Los Angeles — Officially the theme for the Catholic Volunteer Network's National Conference on Faith-Based Service was "Justice Matters: Bringing Good News to Light." Unofficially, the theme morphed into post-election healing.
The conference opened Nov. 10, just two days after the divisive 2016 presidential election ended. The election results were an impossible topic to avoid, still too fresh for many to have fully processed. Shock was still evident on many faces, and it was the main topic of the chatter during the breaks.
The conference unintentionally became a safe space for processing and healing. While best practices for campus recruitment were still discussed, the election results played a part in nearly every aspect of the four-day conference. Some presenters directly broached the subject while others allowed participants to read between the lines.
Thursday night opened with Social Service Sr. Simone Campbell, the executive director of NETWORK. She had been slated to talk about "Stepping into the Light: Public Engagement for Immigration Reform." However, Campbell told the crowd that they'd be hearing an entirely different talk than what she had originally planned. Instead of her talk on "Stepping into the Light," Campbell said this new talk could conversely be titled "Sitting in the Dark."
Campbell spoke of her understanding of the election from her time spent on Nuns on the Bus, a tour that took Campbell and other sisters to both the Republican and Democratic National Conventions.
"We need to come from a different space; we need to spend time on a regular basis trying to open ourselves to the differences that exist in our nation. ... No one feels heard," she said.
"We are called to have a heart of compassion for Donald Trump, those who voted for him, those who are terrified, those who are bigoted, those who are hateful," Campbell said. "Be clear and care about them."
For the conference participants struggling with the feelings left by the election and how to proceed, Campbell offered six concrete ideas for action.

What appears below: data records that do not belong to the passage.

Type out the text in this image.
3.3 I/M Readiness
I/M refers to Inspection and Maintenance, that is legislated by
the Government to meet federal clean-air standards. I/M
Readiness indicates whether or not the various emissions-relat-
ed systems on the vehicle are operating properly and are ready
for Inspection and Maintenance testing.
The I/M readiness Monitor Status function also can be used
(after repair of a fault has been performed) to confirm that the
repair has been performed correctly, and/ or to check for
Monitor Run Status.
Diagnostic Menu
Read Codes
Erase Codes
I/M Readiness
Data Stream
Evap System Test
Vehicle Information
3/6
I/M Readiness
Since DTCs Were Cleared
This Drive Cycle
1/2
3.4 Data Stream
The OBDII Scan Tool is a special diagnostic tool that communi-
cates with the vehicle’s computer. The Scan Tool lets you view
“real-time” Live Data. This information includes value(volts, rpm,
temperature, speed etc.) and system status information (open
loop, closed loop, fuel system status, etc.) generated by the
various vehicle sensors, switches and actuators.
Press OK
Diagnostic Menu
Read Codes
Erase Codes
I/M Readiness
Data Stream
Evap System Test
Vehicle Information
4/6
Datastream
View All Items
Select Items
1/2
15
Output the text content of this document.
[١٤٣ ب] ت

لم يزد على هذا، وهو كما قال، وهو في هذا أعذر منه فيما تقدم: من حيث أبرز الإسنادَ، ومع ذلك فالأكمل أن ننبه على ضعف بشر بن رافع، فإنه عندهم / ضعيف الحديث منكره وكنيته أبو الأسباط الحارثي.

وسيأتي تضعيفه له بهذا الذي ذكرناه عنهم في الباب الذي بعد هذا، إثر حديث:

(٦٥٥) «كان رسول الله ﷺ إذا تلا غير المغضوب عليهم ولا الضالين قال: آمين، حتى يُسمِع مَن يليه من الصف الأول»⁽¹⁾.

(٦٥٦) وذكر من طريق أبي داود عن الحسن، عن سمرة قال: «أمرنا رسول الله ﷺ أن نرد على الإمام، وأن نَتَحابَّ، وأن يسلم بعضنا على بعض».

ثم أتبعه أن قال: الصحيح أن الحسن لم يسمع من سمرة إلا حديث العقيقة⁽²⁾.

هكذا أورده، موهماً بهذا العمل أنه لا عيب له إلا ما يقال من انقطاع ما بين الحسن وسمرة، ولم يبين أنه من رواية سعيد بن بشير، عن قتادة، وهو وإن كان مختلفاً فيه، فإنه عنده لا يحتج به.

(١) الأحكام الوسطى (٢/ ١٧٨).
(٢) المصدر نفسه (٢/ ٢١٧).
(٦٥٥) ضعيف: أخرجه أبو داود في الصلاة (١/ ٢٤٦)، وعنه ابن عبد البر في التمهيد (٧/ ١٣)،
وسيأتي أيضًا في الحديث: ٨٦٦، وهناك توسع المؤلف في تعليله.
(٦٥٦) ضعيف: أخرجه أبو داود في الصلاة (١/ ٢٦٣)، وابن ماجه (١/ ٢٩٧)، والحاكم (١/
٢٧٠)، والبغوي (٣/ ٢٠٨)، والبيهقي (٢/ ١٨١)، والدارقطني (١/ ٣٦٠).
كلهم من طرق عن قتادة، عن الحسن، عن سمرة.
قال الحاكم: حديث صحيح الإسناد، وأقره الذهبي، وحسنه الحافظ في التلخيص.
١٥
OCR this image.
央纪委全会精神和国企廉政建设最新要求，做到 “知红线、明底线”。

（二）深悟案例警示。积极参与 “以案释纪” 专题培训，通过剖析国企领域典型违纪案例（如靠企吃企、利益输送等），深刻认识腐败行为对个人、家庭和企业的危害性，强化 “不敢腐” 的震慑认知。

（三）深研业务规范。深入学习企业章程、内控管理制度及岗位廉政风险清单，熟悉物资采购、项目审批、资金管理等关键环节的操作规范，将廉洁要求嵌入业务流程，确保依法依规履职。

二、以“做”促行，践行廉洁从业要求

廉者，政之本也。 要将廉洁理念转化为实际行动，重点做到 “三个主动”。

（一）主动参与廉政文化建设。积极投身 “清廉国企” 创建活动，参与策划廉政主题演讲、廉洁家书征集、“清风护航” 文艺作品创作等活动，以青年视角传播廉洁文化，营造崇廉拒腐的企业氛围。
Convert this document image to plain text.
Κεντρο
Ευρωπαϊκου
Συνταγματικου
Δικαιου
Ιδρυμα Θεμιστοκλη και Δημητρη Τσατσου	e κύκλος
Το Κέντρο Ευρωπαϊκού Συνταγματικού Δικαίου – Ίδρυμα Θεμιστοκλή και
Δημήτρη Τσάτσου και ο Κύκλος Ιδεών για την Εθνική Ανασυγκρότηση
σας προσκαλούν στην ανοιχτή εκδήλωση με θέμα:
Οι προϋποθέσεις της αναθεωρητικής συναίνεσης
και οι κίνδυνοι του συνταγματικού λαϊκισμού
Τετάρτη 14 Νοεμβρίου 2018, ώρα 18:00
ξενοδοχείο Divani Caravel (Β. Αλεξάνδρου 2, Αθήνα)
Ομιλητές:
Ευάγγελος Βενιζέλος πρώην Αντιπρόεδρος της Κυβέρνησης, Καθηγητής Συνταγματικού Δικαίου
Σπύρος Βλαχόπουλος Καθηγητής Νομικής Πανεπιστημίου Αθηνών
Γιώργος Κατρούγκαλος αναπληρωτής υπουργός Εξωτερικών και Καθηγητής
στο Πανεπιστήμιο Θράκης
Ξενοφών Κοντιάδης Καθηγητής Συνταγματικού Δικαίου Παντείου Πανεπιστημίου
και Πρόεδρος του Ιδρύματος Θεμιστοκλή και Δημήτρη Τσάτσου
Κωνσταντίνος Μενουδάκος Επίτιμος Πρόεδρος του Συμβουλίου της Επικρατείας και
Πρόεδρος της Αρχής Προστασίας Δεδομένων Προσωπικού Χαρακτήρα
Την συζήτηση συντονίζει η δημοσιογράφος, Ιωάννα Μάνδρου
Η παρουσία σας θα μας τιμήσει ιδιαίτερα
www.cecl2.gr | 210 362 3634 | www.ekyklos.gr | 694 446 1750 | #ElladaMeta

She first proposed that bold storytelling, and not scolding, was "where change begins to happen." Next, was that people, especially those who are undocumented, need to be aware of their rights through education. After educating the people, the new federal administration and congress need to be educated about immigrants in a way that appeals to the new administration.
In addition to education and storytelling, Campbell acknowledged that people have to prepare for legal action. A lawyer herself, she asked for people to support lawyers and organizations that would prepare to protect executive orders like the Deferred Action for Childhood Arrivals (DACA).
Only towards the end did she talk about confrontation and said that this action was not meant for every person. She said that people, organizations and volunteer groups need to discern if they are "called to confront these issues" and to not "rule [the possibility] out."
The final course of action Campbell suggested was to help "our nation deal with our Achilles' heel of dealing with security." "The Gospel calls us to be insecure," which goes against the individualism that is often synonymous with society today, Campbell said.
Campbell then fielded comments and questions from the conference attendees. While some asked questions, many used the time as a way to vent their frustrations. One attendee asked "Where were our [Catholic] leaders?"
Campbell also briefly spoke about the need to identify and dismantle white privilege saying "it's going to be hard, but we've got to do it. It's the only way we're going to build community."
Rev. Rebecca Stelle, one of the leaders of Christ of Church, Right Now in Washington, D.C., devoted her Saturday keynote speech wholly to this subject.
Addressing the crowd, Stelle said, "what has been most urgent to me since Tuesday is that we need to stop calling people racist and start looking at our own hearts."
A panel of scholars spoke to the crowd of the importance of interfaith discussions. The panel members are part of a semester-long exploration "of the impact of religions on world events" sponsored by the University of Southern California Caruso Catholic Center and the Institute for Advanced Catholic Studies.
Rabbi Reuven Firestone, Amir Hussain and Pim Valkenberg only briefly spoke about the election results itself. An especially poignant moment came when Firestone, overcome with emotion, said, "If it turns out that Muslims are registered … I don't think it will ever work. It reminds people like me about what happened to my parents."
However, the panel's interaction with one another exemplified hope — hope that after an election that often pitted religions against one another, three scholars in their respective religions could be friendly, joke with one another and completely support one another's research and religions.
Closing out the conference was Susan Burton, founder and executive director of A New Way of Life: Reentry Project, a nonprofit in South Central Los Angeles for women coming out of incarceration.
Burton told her own story of addiction and incarceration after her five-year-old son died. Burton talked about finding hope and healing after starting A New Way of Life telling the attendees "I strive to stay out of the way and useful [to the God of my understanding]."
"As we are on the ground, doing this work ... it's just going to make the victory really sweet," said Burton. She encouraged the volunteer organizations at the retreat to be steadfast with their work, despite the election results.
"I think all things are possible," she added. "... Maybe somewhere up in here there's going to be good stuff."
By the end of the conference, many attendees remarked that the event became self-care from the news and the nation.
One attendee told a small group that the conference showed that we need to "pray and work and see what we can do" — perhaps a more accurate theme than the original.